Senator’s visit may ease Myanmar talks

Junta officials release American

Sen. Jim Webb, D-Va.,  meets with  detained Myanmar democracy leader Aung San Suu Kyi in Yangon, Myanmar, on Saturday.  (Associated Press / The Spokesman-Review)
Karen Deyoung And Colum Lynch Washington Post

Sen. James Webb met with top officials in the hard-line military government of Myanmar on Saturday and arranged for the release of an American prisoner there, part of a mission that may open the door to further U.S. engagement, according to senior Obama administration officials.

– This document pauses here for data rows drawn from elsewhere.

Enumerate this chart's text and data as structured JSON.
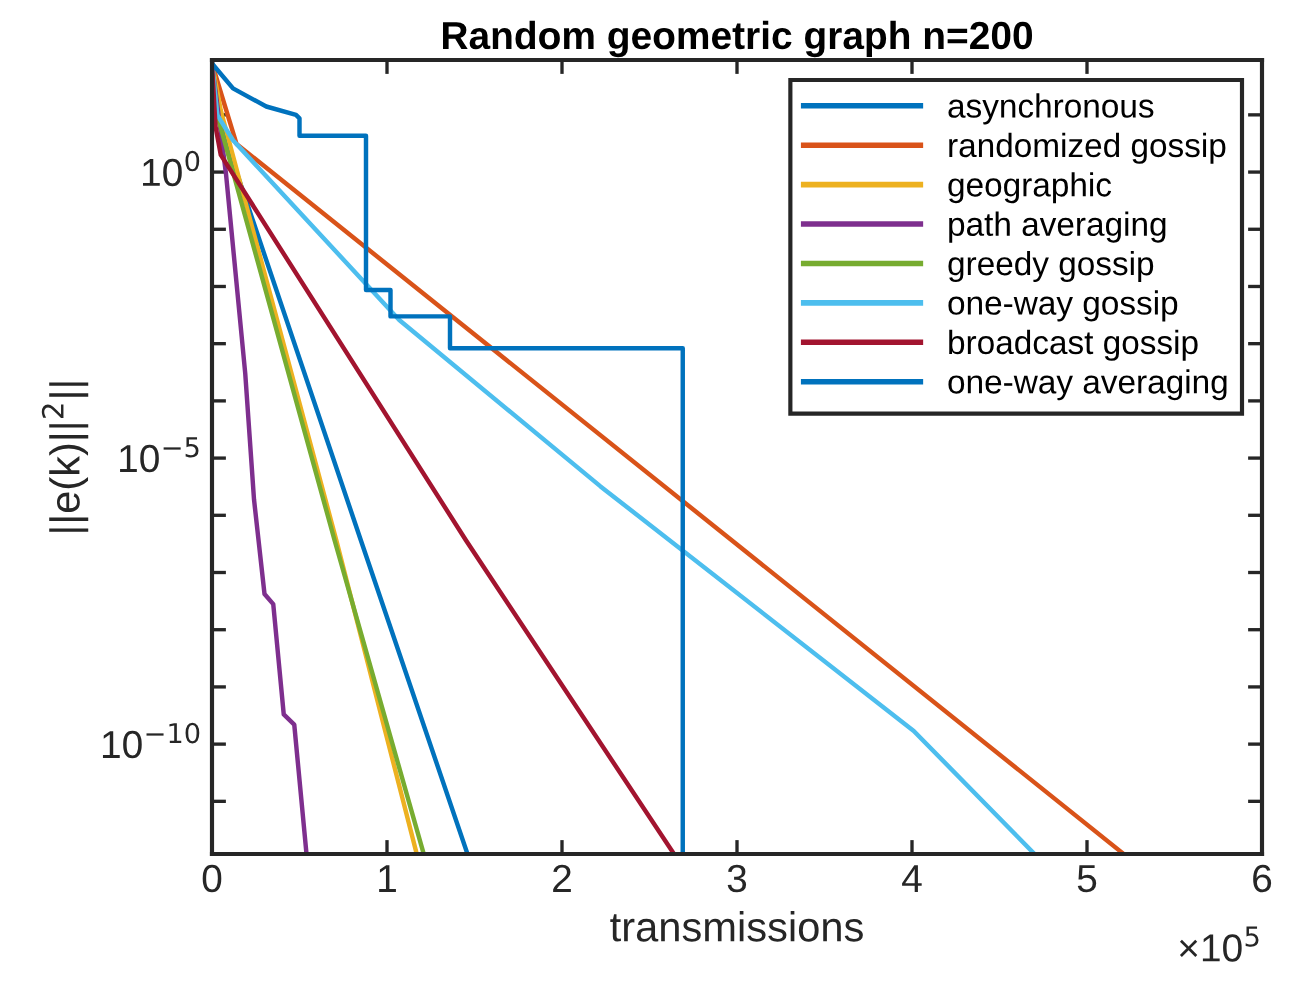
{
  "chart_data": {
    "type": "line",
    "title": "Random geometric graph n=200",
    "xlabel": "transmissions",
    "ylabel": "||e(k)||$^{2}$||",
    "log": "y",
    "grid": false,
    "legend": "top right",
    "marker": "none",
    "line_style": "solid",
    "xlim": [
      0,
      6
    ],
    "ylim": [
      1.2e-12,
      91
    ],
    "xticks": [
      0,
      1,
      2,
      3,
      4,
      5,
      6
    ],
    "yticks": [
      {
        "value": 1e-11,
        "label": null
      },
      {
        "value": 1e-10,
        "label": "10$^{−10}$"
      },
      {
        "value": 1e-09,
        "label": null
      },
      {
        "value": 1e-08,
        "label": null
      },
      {
        "value": 1e-07,
        "label": null
      },
      {
        "value": 1e-06,
        "label": null
      },
      {
        "value": 1e-05,
        "label": "10$^{−5}$"
      },
      {
        "value": 0.0001,
        "label": null
      },
      {
        "value": 0.001,
        "label": null
      },
      {
        "value": 0.01,
        "label": null
      },
      {
        "value": 0.1,
        "label": null
      },
      {
        "value": 1,
        "label": "10$^{0}$"
      },
      {
        "value": 10,
        "label": null
      }
    ],
    "annotations": [
      "×10$^{5}$"
    ],
    "series": [
      {
        "name": "asynchronous",
        "color": "#0072bd",
        "x": [
          0,
          0.03,
          0.85,
          1.46
        ],
        "values": [
          79,
          10,
          3.7e-07,
          1.2e-12
        ]
      },
      {
        "name": "randomized gossip",
        "color": "#d95319",
        "x": [
          0,
          0.14,
          5.21
        ],
        "values": [
          79,
          3.1,
          1.2e-12
        ]
      },
      {
        "name": "geographic",
        "color": "#edb120",
        "x": [
          0,
          0.05,
          0.71,
          1.17
        ],
        "values": [
          79,
          12,
          3.7e-07,
          1.2e-12
        ]
      },
      {
        "name": "path averaging",
        "color": "#7e2f8e",
        "x": [
          0,
          0.08,
          0.19,
          0.24,
          0.3,
          0.35,
          0.41,
          0.47,
          0.54
        ],
        "values": [
          79,
          0.93,
          0.0003,
          1.9e-06,
          4.2e-08,
          2.8e-08,
          3.3e-10,
          2.2e-10,
          1.2e-12
        ]
      },
      {
        "name": "greedy gossip",
        "color": "#77ac30",
        "x": [
          0,
          0.03,
          0.7,
          1.21
        ],
        "values": [
          79,
          10,
          3.7e-07,
          1.2e-12
        ]
      },
      {
        "name": "one-way gossip",
        "color": "#4dbeee",
        "x": [
          0,
          0.03,
          0.12,
          1.07,
          2.22,
          4.01,
          4.7
        ],
        "values": [
          79,
          10,
          3.6,
          0.0026,
          3.2e-06,
          1.7e-10,
          1.2e-12
        ]
      },
      {
        "name": "broadcast gossip",
        "color": "#a2142f",
        "x": [
          0,
          0.02,
          0.05,
          1.45,
          2.64
        ],
        "values": [
          79,
          6.3,
          2.0,
          3.7e-07,
          1.2e-12
        ]
      },
      {
        "name": "one-way averaging",
        "color": "#0072bd",
        "x": [
          0,
          0.12,
          0.31,
          0.48,
          0.5,
          0.5,
          0.88,
          0.88,
          1.02,
          1.02,
          1.36,
          1.36,
          2.69,
          2.69
        ],
        "values": [
          79,
          29,
          14,
          10,
          8.7,
          4.3,
          4.3,
          0.0087,
          0.0087,
          0.003,
          0.003,
          0.00083,
          0.00083,
          1.2e-12
        ]
      }
    ]
  }
}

Accompanied by U.S. Embassy officials, Webb, D-Va., traveled to the remote Myanmar administrative capital of Naypyidaw to hold rare talks with the country’s leader, Gen. Than Shwe. He also paid an hour-long visit to Nobel laureate and pro-democracy leader Aung San Suu Kyi, who is under house arrest. He was told that Myanmar would allow John Yettaw, 54, sentenced last week to seven years for intruding on Suu Kyi’s heavily guarded home, to leave the country with him today.

The agreement to free Yettaw, of Falcon, Mo., follows North Korea’s release of two American journalists to former President Bill Clinton during a visit to Pyongyang earlier this month. Michael A. Hammer, a spokesman for the National Security Council, Saturday described both trips as “private, humanitarian missions unlinked to our policies.”

But a senior official said the administration sees the two visits in starkly different terms. Although Clinton was briefed by the administration before his trip, and he is expected to provide valuable firsthand information about it in a formal debriefing this week, he “has no job in the government,” the official said.

Moreover, the primary purpose of Clinton’s trip was to win the release of the women who had been detained.

The release of Yettaw, by contrast, was “serendipitous,” the senior official said, adding that Webb went to Myanmar “to have substantive conversations” as the head of the Senate’s Foreign Relations subcommittee for East Asia and Pacific affairs. Webb “wasn’t given instructions” in administration briefings before his departure, the official said, but is “familiar with our thinking.”